Saturday Night Live also features  ‘The Weekend Update.’ During this segment, comedian anchors Colin Jost and Michael Che discuss the news of the past week with sarcastic interjections. With the upcoming presidential elections, Jost and Che have allocated a large portion of  ‘The Weekend Update’ to tease presidential candidates. Sometimes, though, their jokes air on the side of insulting.

“The skits definitely target the Republican politicians more, as the mainstream media generally does,” said Sophie Zinberg ’19.

While some analytical television programs try to remain unbiased when covering political events or presidential candidates, many satirical shows tend to be more accommodating of left-wing politicians and more harsh towards right-wing politicians. Despite this, Hillary Clinton, who leans left on the political spectrum, has certainly received her fair share of criticism and teasing.

Students have also pegged Real Time with Bill Maher as a favorite for political satire. Real Time airs Friday nights on HBO. Maher has spent the past several months focusing on the election in a jocular manner.

During the show, Maher recaps the news of the week and comments sarcastically on each news item. Later in the show, he goes to a table with three to four other people who hold different political viewpoints to discuss political news and predictions with them. A very vocal critic of Donald Trump, Maher often interjects and insults any Republicans sitting at the table.

Maher offers a unique take on politics within his program. Many viewers are often captivated by the respectable blend of analytical and satirical discussion that encompasses multiple viewpoints Maher promotes. It is easy to enjoy his show while learning all sides of a political argument.

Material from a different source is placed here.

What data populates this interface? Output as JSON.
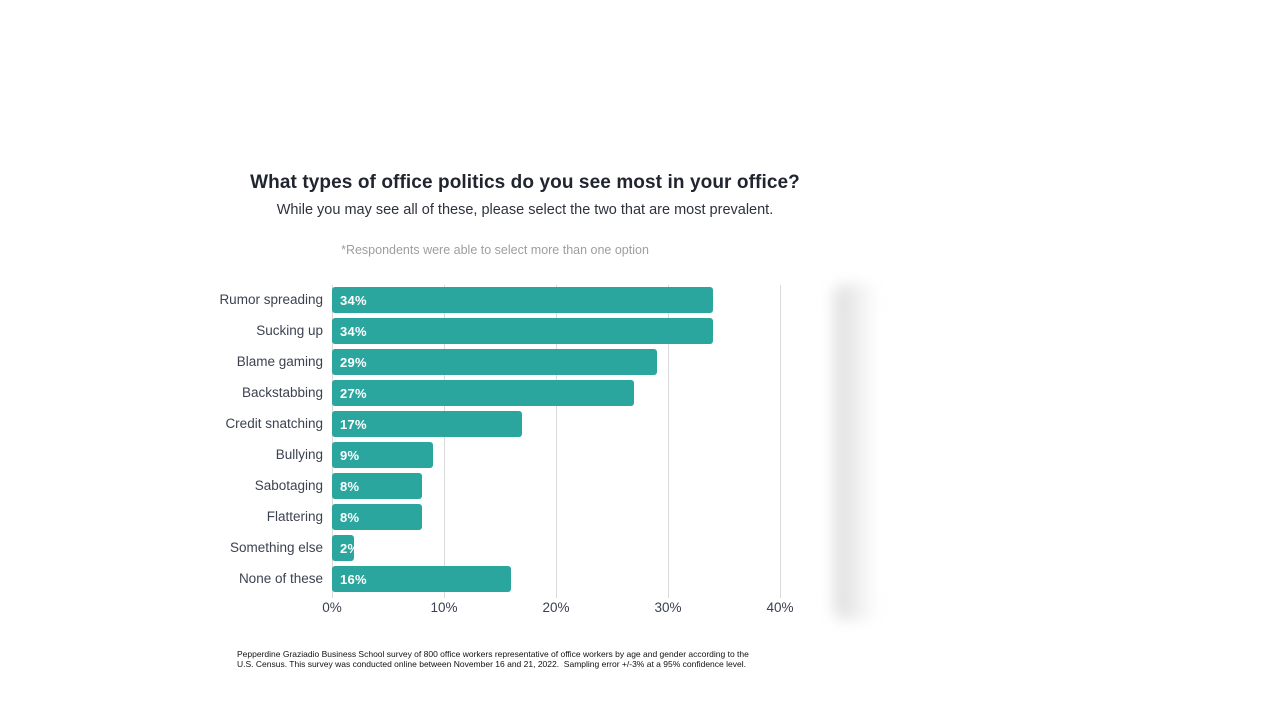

Students also enjoy watching other satirical programs. Jason Qu ’17, a public supporter of Hillary Clinton, watches several left-leaning shows for political entertainment. In addition to Real Time with Bill Maher, Qu watches Full Frontal with Samantha Bee and The Daily Show with Trevor Noah.

“The shows I watch don’t really influence my political opinions, because I’ve held these beliefs before watching the shows. However, they do reinforce my principles and are in line with what I believe in. I think that watching only liberal shows isn’t the best thing to do, because I’m placing myself in a media bubble, where I am exposed to statements with which I already agree,” Qu said.

This Friday, as you drop your backpack on the floor to be left untouched until you start your homework on Sunday, consider watching a political show. You might just get a laugh – and a new policy – out of it.